PHOTOS : - 1 : Benjamin Britten ; 2 : Janet Baker et Benjamin Luxon, 1971 ; 3 - Sylvia Fisher, Peter Pears, Janet Baker et Jennifer Vyvyan, 1971 ; 4 - Janet Baker et Benjamin Luxon, 1971.
ARGUMENT :
En Angleterre, à la fin du 19ème siècle.
Acte I – Scène 1 – L’école militaire de M. Coyle. Ce dernier donne un cours de stratégie militaire. Deux élèves, Owen et Lechmere se distinguent pas leurs réactions contrastées. Le premier est pacifiste et désabusé, le second belliqueux et enthousiaste.
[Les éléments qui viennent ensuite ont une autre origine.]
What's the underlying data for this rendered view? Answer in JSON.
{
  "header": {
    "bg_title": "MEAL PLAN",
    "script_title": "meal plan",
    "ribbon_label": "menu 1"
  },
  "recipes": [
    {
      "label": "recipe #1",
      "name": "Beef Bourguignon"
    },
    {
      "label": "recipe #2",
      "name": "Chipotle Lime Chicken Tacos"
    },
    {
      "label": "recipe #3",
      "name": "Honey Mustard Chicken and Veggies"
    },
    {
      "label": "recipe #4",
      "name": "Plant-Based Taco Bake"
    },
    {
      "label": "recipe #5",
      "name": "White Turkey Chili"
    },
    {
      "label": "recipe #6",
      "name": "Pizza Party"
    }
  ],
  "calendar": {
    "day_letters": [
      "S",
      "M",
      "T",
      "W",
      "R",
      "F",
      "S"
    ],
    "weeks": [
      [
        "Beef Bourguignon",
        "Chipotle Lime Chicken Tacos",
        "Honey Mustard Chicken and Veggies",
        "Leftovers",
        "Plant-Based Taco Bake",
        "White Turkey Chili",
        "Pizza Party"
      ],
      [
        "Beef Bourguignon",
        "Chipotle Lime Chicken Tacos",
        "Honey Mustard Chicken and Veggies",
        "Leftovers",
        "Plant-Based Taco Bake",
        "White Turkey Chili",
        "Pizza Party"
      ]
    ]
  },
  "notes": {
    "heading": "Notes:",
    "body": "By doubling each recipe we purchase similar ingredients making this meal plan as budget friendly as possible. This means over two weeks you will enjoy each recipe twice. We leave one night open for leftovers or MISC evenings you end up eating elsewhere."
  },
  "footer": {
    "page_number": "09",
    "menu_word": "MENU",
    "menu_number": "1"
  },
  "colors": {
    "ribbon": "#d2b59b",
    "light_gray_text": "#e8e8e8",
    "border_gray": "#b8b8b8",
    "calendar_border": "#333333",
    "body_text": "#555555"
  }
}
M. Coyle interroge Owen : Le jeune homme avoue vouloir abandonner la carrière militaire et ce malgré le fait qu’il appartient à une famille attachée aux traditions militaires ce qui risque de soulever de nombreuses difficultés. Owen devra affronter ses proches qui ne montreront certainement aucune compréhension. Resté seul, Coyle exprime ses craintes quant à l’avenir d’Owen.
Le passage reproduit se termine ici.